A tese, de 88 páginas, leva o título ‘Existe apenas uma luta...Uma análise do modelo Alinsky’. Trata-se de um estudo sobre o esquerdista Saul Alinsky, o ativista de Chicago que anos depois inspiraria o jovem Obama.

Hillary Rodham havia tornado-se democrata, mas não revolucionária, nem hippie. Quando o assunto era mudar as normas que regulavam a entrada de meninos em Wellesley, preferiu o diálogo com as autoridades universitárias ao conflito. “Algumas estudantes queriam tomar o edifício da administração. A visão de Hillary era: ‘Vejamos como podemos convencê-los de que nós temos razão e eles não’. É um enfoque pragmático”, disse o professor. Pura triangulação, para usar a palavra que designaria o equilíbrio ideológico do casamento Clinton nos anos da Casa Branca.

A passagem de Hillary por Wellesley foi concluída com o discurso de formatura. Pela primeira vez, falava uma estudante, além do convidado de honra, que naquele ano foi Ed Brooke, senador republicano (e negro) por Massachussetts. Brooke criticou em seu discurso os “protestos coercitivos” das novas gerações. Hillary reagiu improvisando e criticando o senador. Causou um pequeno escândalo.

“Ela se via como uma igual a Ed Brooke”, disse Schechter. O diário The Boston Globe e a revista Life repercutiram suas palavras. “Mas quem acreditou?”, indignavam-se outros. “Os elogios e os ataques”, escreveu Hillary Clinton nas suas memórias, “anteciparam o que viria mais tarde”. Hillary já era Hillary. Depois de se formar em Wellesley, entrou na faculdade de direito de Yale.

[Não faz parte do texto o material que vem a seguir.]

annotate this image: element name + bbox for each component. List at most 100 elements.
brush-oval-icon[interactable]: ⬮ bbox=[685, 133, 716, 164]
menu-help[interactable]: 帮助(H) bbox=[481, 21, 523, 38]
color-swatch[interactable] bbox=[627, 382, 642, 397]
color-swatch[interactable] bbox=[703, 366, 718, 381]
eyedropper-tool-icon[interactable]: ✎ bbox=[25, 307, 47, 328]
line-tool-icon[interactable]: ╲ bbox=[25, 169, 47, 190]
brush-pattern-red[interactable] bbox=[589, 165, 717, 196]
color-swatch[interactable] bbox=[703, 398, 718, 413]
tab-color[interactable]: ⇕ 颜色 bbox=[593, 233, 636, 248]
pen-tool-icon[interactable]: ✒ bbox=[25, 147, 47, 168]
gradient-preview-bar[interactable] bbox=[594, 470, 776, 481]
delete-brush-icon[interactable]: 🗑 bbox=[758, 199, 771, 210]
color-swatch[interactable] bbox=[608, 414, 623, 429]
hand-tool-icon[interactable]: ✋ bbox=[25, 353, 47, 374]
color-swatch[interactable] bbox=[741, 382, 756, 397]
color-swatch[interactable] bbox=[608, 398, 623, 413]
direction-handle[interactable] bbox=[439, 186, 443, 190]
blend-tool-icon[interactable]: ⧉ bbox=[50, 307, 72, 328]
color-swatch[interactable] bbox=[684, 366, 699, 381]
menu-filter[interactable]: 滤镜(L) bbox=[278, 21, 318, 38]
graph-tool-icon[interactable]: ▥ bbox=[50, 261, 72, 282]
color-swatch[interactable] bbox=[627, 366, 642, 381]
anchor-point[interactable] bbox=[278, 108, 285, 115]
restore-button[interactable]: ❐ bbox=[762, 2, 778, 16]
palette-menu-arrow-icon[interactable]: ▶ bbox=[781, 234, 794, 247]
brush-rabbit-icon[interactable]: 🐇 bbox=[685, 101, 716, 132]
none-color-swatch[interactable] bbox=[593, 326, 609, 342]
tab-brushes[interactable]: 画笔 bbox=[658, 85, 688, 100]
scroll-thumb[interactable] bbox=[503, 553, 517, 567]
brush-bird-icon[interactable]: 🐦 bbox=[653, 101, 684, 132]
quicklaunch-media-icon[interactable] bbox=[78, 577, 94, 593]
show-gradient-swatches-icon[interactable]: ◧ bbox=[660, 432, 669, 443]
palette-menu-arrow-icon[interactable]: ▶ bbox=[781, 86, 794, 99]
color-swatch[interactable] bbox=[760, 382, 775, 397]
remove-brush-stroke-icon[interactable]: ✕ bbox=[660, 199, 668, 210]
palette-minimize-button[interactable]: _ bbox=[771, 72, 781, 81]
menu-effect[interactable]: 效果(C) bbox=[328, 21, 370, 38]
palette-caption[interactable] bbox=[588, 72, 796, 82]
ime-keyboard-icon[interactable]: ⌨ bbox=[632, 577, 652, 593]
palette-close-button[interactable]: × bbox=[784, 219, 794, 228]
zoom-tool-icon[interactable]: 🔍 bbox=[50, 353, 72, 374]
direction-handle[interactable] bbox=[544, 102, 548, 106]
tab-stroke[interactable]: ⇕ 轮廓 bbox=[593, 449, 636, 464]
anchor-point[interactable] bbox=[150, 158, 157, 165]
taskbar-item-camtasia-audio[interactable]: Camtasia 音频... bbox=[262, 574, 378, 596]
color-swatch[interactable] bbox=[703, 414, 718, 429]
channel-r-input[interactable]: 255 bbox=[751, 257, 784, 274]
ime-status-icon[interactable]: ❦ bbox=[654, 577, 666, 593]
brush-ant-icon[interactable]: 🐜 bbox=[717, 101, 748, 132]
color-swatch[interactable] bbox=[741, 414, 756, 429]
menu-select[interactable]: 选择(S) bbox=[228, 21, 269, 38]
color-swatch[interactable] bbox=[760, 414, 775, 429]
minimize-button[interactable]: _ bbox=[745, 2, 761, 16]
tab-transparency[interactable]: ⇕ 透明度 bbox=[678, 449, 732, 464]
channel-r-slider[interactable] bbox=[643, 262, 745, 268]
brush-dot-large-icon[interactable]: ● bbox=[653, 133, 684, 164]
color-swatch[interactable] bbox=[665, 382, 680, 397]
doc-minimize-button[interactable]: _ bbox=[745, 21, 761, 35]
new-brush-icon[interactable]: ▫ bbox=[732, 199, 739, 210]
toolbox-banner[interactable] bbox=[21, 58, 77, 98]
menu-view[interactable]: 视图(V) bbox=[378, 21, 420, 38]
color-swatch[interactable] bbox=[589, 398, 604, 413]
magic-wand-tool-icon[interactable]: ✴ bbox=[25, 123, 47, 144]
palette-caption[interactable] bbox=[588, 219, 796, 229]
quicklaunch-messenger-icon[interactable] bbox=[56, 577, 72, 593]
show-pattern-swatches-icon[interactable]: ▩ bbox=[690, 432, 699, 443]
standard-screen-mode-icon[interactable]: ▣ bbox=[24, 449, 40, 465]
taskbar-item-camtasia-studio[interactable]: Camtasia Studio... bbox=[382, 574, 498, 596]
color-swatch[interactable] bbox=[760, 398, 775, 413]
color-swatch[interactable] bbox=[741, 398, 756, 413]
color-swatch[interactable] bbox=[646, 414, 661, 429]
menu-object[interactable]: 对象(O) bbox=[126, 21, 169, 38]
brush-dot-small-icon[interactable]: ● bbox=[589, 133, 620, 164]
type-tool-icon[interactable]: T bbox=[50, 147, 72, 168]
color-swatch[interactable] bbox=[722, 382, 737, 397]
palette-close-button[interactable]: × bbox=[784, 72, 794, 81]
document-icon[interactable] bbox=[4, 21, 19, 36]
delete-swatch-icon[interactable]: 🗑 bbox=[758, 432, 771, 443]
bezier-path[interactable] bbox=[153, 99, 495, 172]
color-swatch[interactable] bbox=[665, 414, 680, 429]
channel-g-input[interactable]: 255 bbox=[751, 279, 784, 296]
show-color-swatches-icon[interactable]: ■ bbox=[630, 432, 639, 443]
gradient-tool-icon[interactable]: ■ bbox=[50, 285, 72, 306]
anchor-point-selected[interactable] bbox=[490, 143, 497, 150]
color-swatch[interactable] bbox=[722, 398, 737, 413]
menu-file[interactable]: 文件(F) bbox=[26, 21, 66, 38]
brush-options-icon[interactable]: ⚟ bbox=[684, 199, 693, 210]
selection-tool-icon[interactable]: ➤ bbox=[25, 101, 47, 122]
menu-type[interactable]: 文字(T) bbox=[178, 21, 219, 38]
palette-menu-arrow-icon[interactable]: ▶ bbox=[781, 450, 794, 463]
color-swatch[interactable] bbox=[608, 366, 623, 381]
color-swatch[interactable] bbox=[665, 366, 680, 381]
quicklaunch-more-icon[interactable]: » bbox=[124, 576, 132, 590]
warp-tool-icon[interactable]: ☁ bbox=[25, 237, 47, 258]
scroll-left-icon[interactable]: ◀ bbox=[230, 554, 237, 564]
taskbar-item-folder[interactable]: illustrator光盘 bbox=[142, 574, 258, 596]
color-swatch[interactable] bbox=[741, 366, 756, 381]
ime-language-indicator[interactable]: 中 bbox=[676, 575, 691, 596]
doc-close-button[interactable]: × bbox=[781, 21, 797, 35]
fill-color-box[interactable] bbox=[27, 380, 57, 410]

Lá, conheceu Bill.

Quando foi necessário mudar as normas que regulavam a entrada de garotos em Wellesley, preferiu o diálogo com as autoridades universitárias à confrontação

Wellesley de 2015 é um lugar tão idílico e isolado quanto naquela época. Continua sendo exclusiva para mulheres (Vassar, outra das ‘sete irmãs’, é mista desde 1969). Mas os Estados Unidos não deixaram de se transformar. Como o campus.

“Wellesley aceitará inscrições de mulheres transexuais”, lê-se na primeira página da edição de 11 de março do “The Wellesley College”. As aulas foram abertas a qualquer pessoa que se identifique como mulher, mesmo que tenha nascido homem.

Uma mulher presidenta? Em 1969, isso era tão difícil de se imaginar quanto a admissão de transexuais.

Uma latina presidenta?

“Quem sabe o que trará o futuro?”, responde a latina (e republicana) Lizamaria Arias à pergunta sobre se algum dia se vê no cargo. “Não posso responder neste momento. Se o país precisar, nunca vou dizer não ao meu país. Mas tampouco é o que proponho agora. Isso está longe no momento. Isso que é bom neste colégio. Ser presidente não é algo muito fora de alcance. Encanta-me a mensagem de Wellesley”.

- Qual é a mensagem? Que tudo é possível?

- Basicamente, sim. Com muito trabalho.